California Dreamin’
Curated by Ginger Shulick

June 5 – July 3, 2014

On June 5, Cindy Rucker Gallery will open a new group show curated by Ginger Shulick, Founder of Big Deal Arts. This four-person painting show will highlight artists who either currently or have lived in California.

Featuring the work of Jose Arenas, Patrick Dintino, Amir H. Fallah, and Don Porcella, this exhibition will explore the impact of color, design, symbols and contemporary figuration on these artists, whom often incorporate religious or culture-specific iconography into their surrealist works that draw on a rich history of painting and collage from California.

The work of Arenas explores the immigrant experience through collage-style vignettes. Metaphorical images like birds, navigational symbols, maps, compasses, ships, and other elements have been used to allude to place, direction, and the feeling of living in a state of in-between.

Dintino’s junk mail and wrapping paper collages are color translations of the everyday consumer experience. By combining a plethora of sales imagery into an illusionistic pattern, the original message is de-powered, and instead an abstract code with its own strange and chaotic beauty emerges.

Fallah’s work is heavily based in field research. He enters people’s homes and assembles “evidence” of their stories and identities, gravitating toward mundane objects that seem loaded with sentimental meaning: a worn afghan, an idiosyncratic plant, a figurine, a doll, running shoes. He depicts his subjects in dramatically Neoclassical poses, layering his canvases with paper and working back and forth between collage and painting, creating work that reflects his own cultural alliances: references to Persian miniatures may appear in the form of careful borders along the edge of a canvas, and blankets may start to resemble the long veils associated with Eastern cultures.

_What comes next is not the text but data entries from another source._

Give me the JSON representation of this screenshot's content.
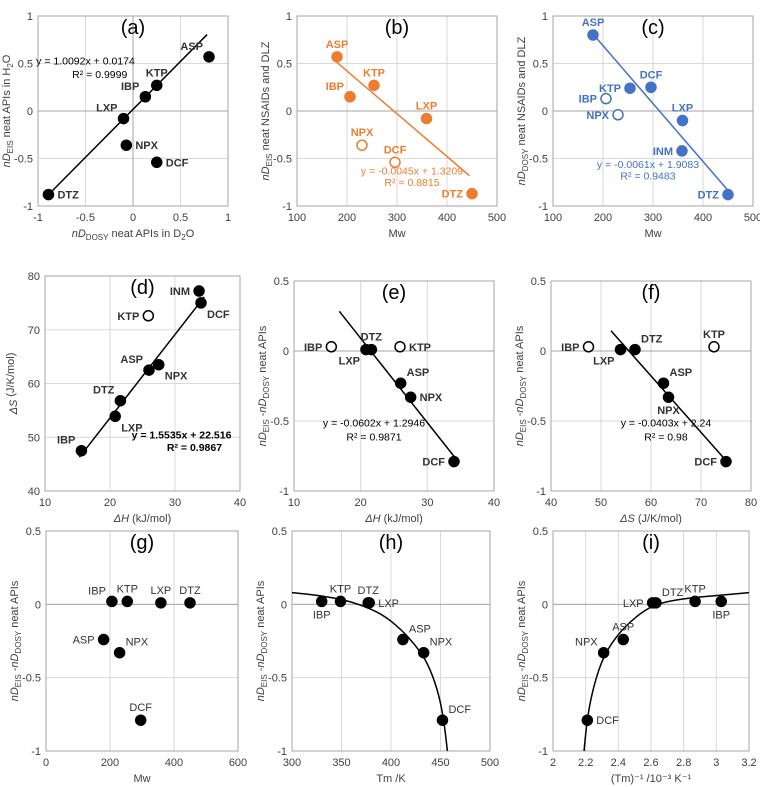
{
  "colors": {
    "black": "#000000",
    "orange": "#ED7D31",
    "blue": "#4472C4",
    "grid": "#d9d9d9",
    "axis": "#a6a6a6",
    "text": "#404040"
  },
  "chart_data": [
    {
      "type": "scatter",
      "panel_label": "(a)",
      "xlim": [
        -1,
        1
      ],
      "ylim": [
        -1,
        1
      ],
      "xticks": [
        "-1",
        "-0.5",
        "0",
        "0.5",
        "1"
      ],
      "yticks": [
        "-1",
        "-0.5",
        "0",
        "0.5",
        "1"
      ],
      "xlabel_italic": "nD",
      "xlabel_sub": "DOSY",
      "xlabel_rest": " neat APIs in D",
      "xlabel_sub2": "2",
      "xlabel_end": "O",
      "ylabel_italic": "nD",
      "ylabel_sub": "EIS",
      "ylabel_rest": " neat APIs in H",
      "ylabel_sub2": "2",
      "ylabel_end": "O",
      "color": "#000000",
      "points": [
        {
          "label": "ASP",
          "x": 0.8,
          "y": 0.57,
          "filled": true,
          "pos": "tl"
        },
        {
          "label": "KTP",
          "x": 0.25,
          "y": 0.27,
          "filled": true,
          "pos": "t"
        },
        {
          "label": "IBP",
          "x": 0.13,
          "y": 0.15,
          "filled": true,
          "pos": "tl"
        },
        {
          "label": "LXP",
          "x": -0.1,
          "y": -0.08,
          "filled": true,
          "pos": "tl"
        },
        {
          "label": "NPX",
          "x": -0.07,
          "y": -0.36,
          "filled": true,
          "pos": "r"
        },
        {
          "label": "DCF",
          "x": 0.25,
          "y": -0.54,
          "filled": true,
          "pos": "r"
        },
        {
          "label": "DTZ",
          "x": -0.89,
          "y": -0.88,
          "filled": true,
          "pos": "r"
        }
      ],
      "fit": {
        "kind": "linear",
        "slope": 1.0092,
        "intercept": 0.0174,
        "x_range": [
          -0.9,
          0.78
        ],
        "equation": "y = 1.0092x + 0.0174",
        "r2": "R² = 0.9999",
        "eq_at": [
          -0.5,
          0.49
        ],
        "r2_at": [
          -0.35,
          0.35
        ],
        "eq_weight": "normal"
      }
    },
    {
      "type": "scatter",
      "panel_label": "(b)",
      "xlim": [
        100,
        500
      ],
      "ylim": [
        -1,
        1
      ],
      "xticks": [
        "100",
        "200",
        "300",
        "400",
        "500"
      ],
      "yticks": [
        "-1",
        "-0.5",
        "0",
        "0.5",
        "1"
      ],
      "xlabel": "Mw",
      "ylabel_italic": "nD",
      "ylabel_sub": "EIS",
      "ylabel_rest": " neat NSAIDs and DLZ",
      "color": "#ED7D31",
      "points": [
        {
          "label": "ASP",
          "x": 180,
          "y": 0.57,
          "filled": true,
          "pos": "t"
        },
        {
          "label": "KTP",
          "x": 254,
          "y": 0.27,
          "filled": true,
          "pos": "t"
        },
        {
          "label": "IBP",
          "x": 206,
          "y": 0.15,
          "filled": true,
          "pos": "tl"
        },
        {
          "label": "LXP",
          "x": 359,
          "y": -0.08,
          "filled": true,
          "pos": "t"
        },
        {
          "label": "NPX",
          "x": 230,
          "y": -0.36,
          "filled": false,
          "pos": "t"
        },
        {
          "label": "DCF",
          "x": 296,
          "y": -0.54,
          "filled": false,
          "pos": "t"
        },
        {
          "label": "DTZ",
          "x": 450,
          "y": -0.87,
          "filled": true,
          "pos": "l"
        }
      ],
      "fit": {
        "kind": "linear",
        "slope": -0.0045,
        "intercept": 1.3209,
        "x_range": [
          178,
          445
        ],
        "equation": "y = -0.0045x + 1.3209",
        "r2": "R² = 0.8815",
        "eq_at": [
          330,
          -0.67
        ],
        "r2_at": [
          330,
          -0.79
        ],
        "eq_weight": "normal"
      }
    },
    {
      "type": "scatter",
      "panel_label": "(c)",
      "xlim": [
        100,
        500
      ],
      "ylim": [
        -1,
        1
      ],
      "xticks": [
        "100",
        "200",
        "300",
        "400",
        "500"
      ],
      "yticks": [
        "-1",
        "-0.5",
        "0",
        "0.5",
        "1"
      ],
      "xlabel": "Mw",
      "ylabel_italic": "nD",
      "ylabel_sub": "DOSY",
      "ylabel_rest": " neat NSAIDs and DLZ",
      "color": "#4472C4",
      "points": [
        {
          "label": "ASP",
          "x": 180,
          "y": 0.8,
          "filled": true,
          "pos": "t"
        },
        {
          "label": "DCF",
          "x": 296,
          "y": 0.25,
          "filled": true,
          "pos": "t"
        },
        {
          "label": "KTP",
          "x": 254,
          "y": 0.24,
          "filled": true,
          "pos": "l"
        },
        {
          "label": "IBP",
          "x": 206,
          "y": 0.13,
          "filled": false,
          "pos": "l"
        },
        {
          "label": "NPX",
          "x": 230,
          "y": -0.04,
          "filled": false,
          "pos": "l"
        },
        {
          "label": "LXP",
          "x": 359,
          "y": -0.1,
          "filled": true,
          "pos": "t"
        },
        {
          "label": "INM",
          "x": 358,
          "y": -0.42,
          "filled": true,
          "pos": "l"
        },
        {
          "label": "DTZ",
          "x": 450,
          "y": -0.88,
          "filled": true,
          "pos": "l"
        }
      ],
      "fit": {
        "kind": "linear",
        "slope": -0.0061,
        "intercept": 1.9083,
        "x_range": [
          180,
          452
        ],
        "equation": "y = -0.0061x + 1.9083",
        "r2": "R² = 0.9483",
        "eq_at": [
          290,
          -0.6
        ],
        "r2_at": [
          290,
          -0.72
        ],
        "eq_weight": "normal"
      }
    },
    {
      "type": "scatter",
      "panel_label": "(d)",
      "xlim": [
        10,
        40
      ],
      "ylim": [
        40,
        80
      ],
      "xticks": [
        "10",
        "20",
        "30",
        "40"
      ],
      "yticks": [
        "40",
        "50",
        "60",
        "70",
        "80"
      ],
      "xlabel_italic": "ΔH",
      "xlabel_rest": " (kJ/mol)",
      "ylabel_italic": "ΔS",
      "ylabel_rest": " (J/K/mol)",
      "color": "#000000",
      "points": [
        {
          "label": "INM",
          "x": 33.7,
          "y": 77.2,
          "filled": true,
          "pos": "l"
        },
        {
          "label": "DCF",
          "x": 34.0,
          "y": 75.0,
          "filled": true,
          "pos": "br"
        },
        {
          "label": "KTP",
          "x": 25.9,
          "y": 72.6,
          "filled": false,
          "pos": "l"
        },
        {
          "label": "ASP",
          "x": 26.0,
          "y": 62.5,
          "filled": true,
          "pos": "tl"
        },
        {
          "label": "NPX",
          "x": 27.5,
          "y": 63.5,
          "filled": true,
          "pos": "br"
        },
        {
          "label": "DTZ",
          "x": 21.6,
          "y": 56.8,
          "filled": true,
          "pos": "tl"
        },
        {
          "label": "LXP",
          "x": 20.8,
          "y": 53.9,
          "filled": true,
          "pos": "br"
        },
        {
          "label": "IBP",
          "x": 15.6,
          "y": 47.5,
          "filled": true,
          "pos": "tl"
        }
      ],
      "fit": {
        "kind": "linear",
        "slope": 1.5535,
        "intercept": 22.516,
        "x_range": [
          15.3,
          34.5
        ],
        "equation": "y = 1.5535x + 22.516",
        "r2": "R² = 0.9867",
        "eq_at": [
          31,
          49.8
        ],
        "r2_at": [
          33,
          47.4
        ],
        "eq_weight": "bold"
      }
    },
    {
      "type": "scatter",
      "panel_label": "(e)",
      "xlim": [
        10,
        40
      ],
      "ylim": [
        -1,
        0.5
      ],
      "xticks": [
        "10",
        "20",
        "30",
        "40"
      ],
      "yticks": [
        "-1",
        "-0.5",
        "0",
        "0.5"
      ],
      "xlabel_italic": "ΔH",
      "xlabel_rest": " (kJ/mol)",
      "ylabel_italic": "nD",
      "ylabel_sub": "EIS",
      "ylabel_rest2": " -",
      "ylabel_italic2": "nD",
      "ylabel_sub2": "DOSY",
      "ylabel_end": " neat APIs",
      "color": "#000000",
      "points": [
        {
          "label": "IBP",
          "x": 15.6,
          "y": 0.03,
          "filled": false,
          "pos": "l"
        },
        {
          "label": "LXP",
          "x": 20.8,
          "y": 0.01,
          "filled": true,
          "pos": "bl"
        },
        {
          "label": "DTZ",
          "x": 21.6,
          "y": 0.01,
          "filled": true,
          "pos": "t"
        },
        {
          "label": "KTP",
          "x": 25.9,
          "y": 0.03,
          "filled": false,
          "pos": "r"
        },
        {
          "label": "ASP",
          "x": 26.0,
          "y": -0.23,
          "filled": true,
          "pos": "tr"
        },
        {
          "label": "NPX",
          "x": 27.5,
          "y": -0.33,
          "filled": true,
          "pos": "r"
        },
        {
          "label": "DCF",
          "x": 34.0,
          "y": -0.79,
          "filled": true,
          "pos": "l"
        }
      ],
      "fit": {
        "kind": "linear",
        "slope": -0.0602,
        "intercept": 1.2946,
        "x_range": [
          16.8,
          34.6
        ],
        "equation": "y = -0.0602x + 1.2946",
        "r2": "R² = 0.9871",
        "eq_at": [
          22,
          -0.54
        ],
        "r2_at": [
          22,
          -0.64
        ],
        "eq_weight": "normal"
      }
    },
    {
      "type": "scatter",
      "panel_label": "(f)",
      "xlim": [
        40,
        80
      ],
      "ylim": [
        -1,
        0.5
      ],
      "xticks": [
        "40",
        "50",
        "60",
        "70",
        "80"
      ],
      "yticks": [
        "-1",
        "-0.5",
        "0",
        "0.5"
      ],
      "xlabel_italic": "ΔS",
      "xlabel_rest": " (J/K/mol)",
      "ylabel_italic": "nD",
      "ylabel_sub": "EIS",
      "ylabel_rest2": " -",
      "ylabel_italic2": "nD",
      "ylabel_sub2": "DOSY",
      "ylabel_end": " neat APIs",
      "color": "#000000",
      "points": [
        {
          "label": "IBP",
          "x": 47.5,
          "y": 0.03,
          "filled": false,
          "pos": "l"
        },
        {
          "label": "LXP",
          "x": 53.9,
          "y": 0.01,
          "filled": true,
          "pos": "bl"
        },
        {
          "label": "DTZ",
          "x": 56.8,
          "y": 0.01,
          "filled": true,
          "pos": "tr"
        },
        {
          "label": "KTP",
          "x": 72.6,
          "y": 0.03,
          "filled": false,
          "pos": "t"
        },
        {
          "label": "ASP",
          "x": 62.5,
          "y": -0.23,
          "filled": true,
          "pos": "tr"
        },
        {
          "label": "NPX",
          "x": 63.5,
          "y": -0.33,
          "filled": true,
          "pos": "b"
        },
        {
          "label": "DCF",
          "x": 75.0,
          "y": -0.79,
          "filled": true,
          "pos": "l"
        }
      ],
      "fit": {
        "kind": "linear",
        "slope": -0.0403,
        "intercept": 2.24,
        "x_range": [
          52,
          75.5
        ],
        "equation": "y = -0.0403x + 2.24",
        "r2": "R² = 0.98",
        "eq_at": [
          63,
          -0.54
        ],
        "r2_at": [
          63,
          -0.64
        ],
        "eq_weight": "normal"
      }
    },
    {
      "type": "scatter",
      "panel_label": "(g)",
      "xlim": [
        0,
        600
      ],
      "ylim": [
        -1,
        0.5
      ],
      "xticks": [
        "0",
        "200",
        "400",
        "600"
      ],
      "yticks": [
        "-1",
        "-0.5",
        "0",
        "0.5"
      ],
      "xlabel": "Mw",
      "ylabel_italic": "nD",
      "ylabel_sub": "EIS",
      "ylabel_rest2": " -",
      "ylabel_italic2": "nD",
      "ylabel_sub2": "DOSY",
      "ylabel_end": " neat APIs",
      "color": "#000000",
      "label_weight": "normal",
      "points": [
        {
          "label": "IBP",
          "x": 206,
          "y": 0.02,
          "filled": true,
          "pos": "tl"
        },
        {
          "label": "KTP",
          "x": 254,
          "y": 0.02,
          "filled": true,
          "pos": "t"
        },
        {
          "label": "LXP",
          "x": 359,
          "y": 0.01,
          "filled": true,
          "pos": "t"
        },
        {
          "label": "DTZ",
          "x": 450,
          "y": 0.01,
          "filled": true,
          "pos": "t"
        },
        {
          "label": "ASP",
          "x": 180,
          "y": -0.24,
          "filled": true,
          "pos": "l"
        },
        {
          "label": "NPX",
          "x": 230,
          "y": -0.33,
          "filled": true,
          "pos": "tr"
        },
        {
          "label": "DCF",
          "x": 296,
          "y": -0.79,
          "filled": true,
          "pos": "t"
        }
      ]
    },
    {
      "type": "scatter",
      "panel_label": "(h)",
      "xlim": [
        300,
        500
      ],
      "ylim": [
        -1,
        0.5
      ],
      "xticks": [
        "300",
        "350",
        "400",
        "450",
        "500"
      ],
      "yticks": [
        "-1",
        "-0.5",
        "0",
        "0.5"
      ],
      "xlabel": "Tm /K",
      "ylabel_italic": "nD",
      "ylabel_sub": "EIS",
      "ylabel_rest2": " -",
      "ylabel_italic2": "nD",
      "ylabel_sub2": "DOSY",
      "ylabel_end": " neat APIs",
      "color": "#000000",
      "label_weight": "normal",
      "points": [
        {
          "label": "IBP",
          "x": 330,
          "y": 0.02,
          "filled": true,
          "pos": "b"
        },
        {
          "label": "KTP",
          "x": 349,
          "y": 0.02,
          "filled": true,
          "pos": "t"
        },
        {
          "label": "DTZ",
          "x": 377,
          "y": 0.01,
          "filled": true,
          "pos": "t"
        },
        {
          "label": "LXP",
          "x": 378,
          "y": 0.01,
          "filled": true,
          "pos": "r"
        },
        {
          "label": "ASP",
          "x": 412,
          "y": -0.24,
          "filled": true,
          "pos": "tr"
        },
        {
          "label": "NPX",
          "x": 433,
          "y": -0.33,
          "filled": true,
          "pos": "tr"
        },
        {
          "label": "DCF",
          "x": 452,
          "y": -0.79,
          "filled": true,
          "pos": "tr"
        }
      ],
      "fit": {
        "kind": "curve",
        "points": [
          [
            300,
            0.08
          ],
          [
            330,
            0.06
          ],
          [
            360,
            0.02
          ],
          [
            390,
            -0.06
          ],
          [
            410,
            -0.17
          ],
          [
            425,
            -0.28
          ],
          [
            437,
            -0.4
          ],
          [
            447,
            -0.58
          ],
          [
            453,
            -0.77
          ],
          [
            457,
            -1.0
          ]
        ]
      }
    },
    {
      "type": "scatter",
      "panel_label": "(i)",
      "xlim": [
        2,
        3.2
      ],
      "ylim": [
        -1,
        0.5
      ],
      "xticks": [
        "2",
        "2.2",
        "2.4",
        "2.6",
        "2.8",
        "3",
        "3.2"
      ],
      "yticks": [
        "-1",
        "-0.5",
        "0",
        "0.5"
      ],
      "xlabel": "(Tm)⁻¹ /10⁻³ K⁻¹",
      "ylabel_italic": "nD",
      "ylabel_sub": "EIS",
      "ylabel_rest2": " -",
      "ylabel_italic2": "nD",
      "ylabel_sub2": "DOSY",
      "ylabel_end": " neat APIs",
      "color": "#000000",
      "label_weight": "normal",
      "points": [
        {
          "label": "IBP",
          "x": 3.03,
          "y": 0.02,
          "filled": true,
          "pos": "b"
        },
        {
          "label": "KTP",
          "x": 2.87,
          "y": 0.02,
          "filled": true,
          "pos": "t"
        },
        {
          "label": "DTZ",
          "x": 2.63,
          "y": 0.01,
          "filled": true,
          "pos": "tr"
        },
        {
          "label": "LXP",
          "x": 2.61,
          "y": 0.01,
          "filled": true,
          "pos": "l"
        },
        {
          "label": "ASP",
          "x": 2.43,
          "y": -0.24,
          "filled": true,
          "pos": "t"
        },
        {
          "label": "NPX",
          "x": 2.31,
          "y": -0.33,
          "filled": true,
          "pos": "tl"
        },
        {
          "label": "DCF",
          "x": 2.21,
          "y": -0.79,
          "filled": true,
          "pos": "r"
        }
      ],
      "fit": {
        "kind": "curve",
        "points": [
          [
            2.19,
            -1.0
          ],
          [
            2.21,
            -0.77
          ],
          [
            2.25,
            -0.55
          ],
          [
            2.31,
            -0.35
          ],
          [
            2.4,
            -0.2
          ],
          [
            2.5,
            -0.09
          ],
          [
            2.62,
            0.0
          ],
          [
            2.8,
            0.04
          ],
          [
            3.0,
            0.06
          ],
          [
            3.2,
            0.08
          ]
        ]
      }
    }
  ]
}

Porcella, inspired by African masks and outsider art, creates portraits of imagined people, floating faces and characters on a minimalist background. His art celebrates craft and the hand-made as he creates his own wax and pours the material onto the surfaces of his works in an intuitive, spontaneous process of art-making, elevating his lowbrow materials to a high art context. The works’ humorous titles point the viewer to a mysterious world of strange inhabitants and possibilities.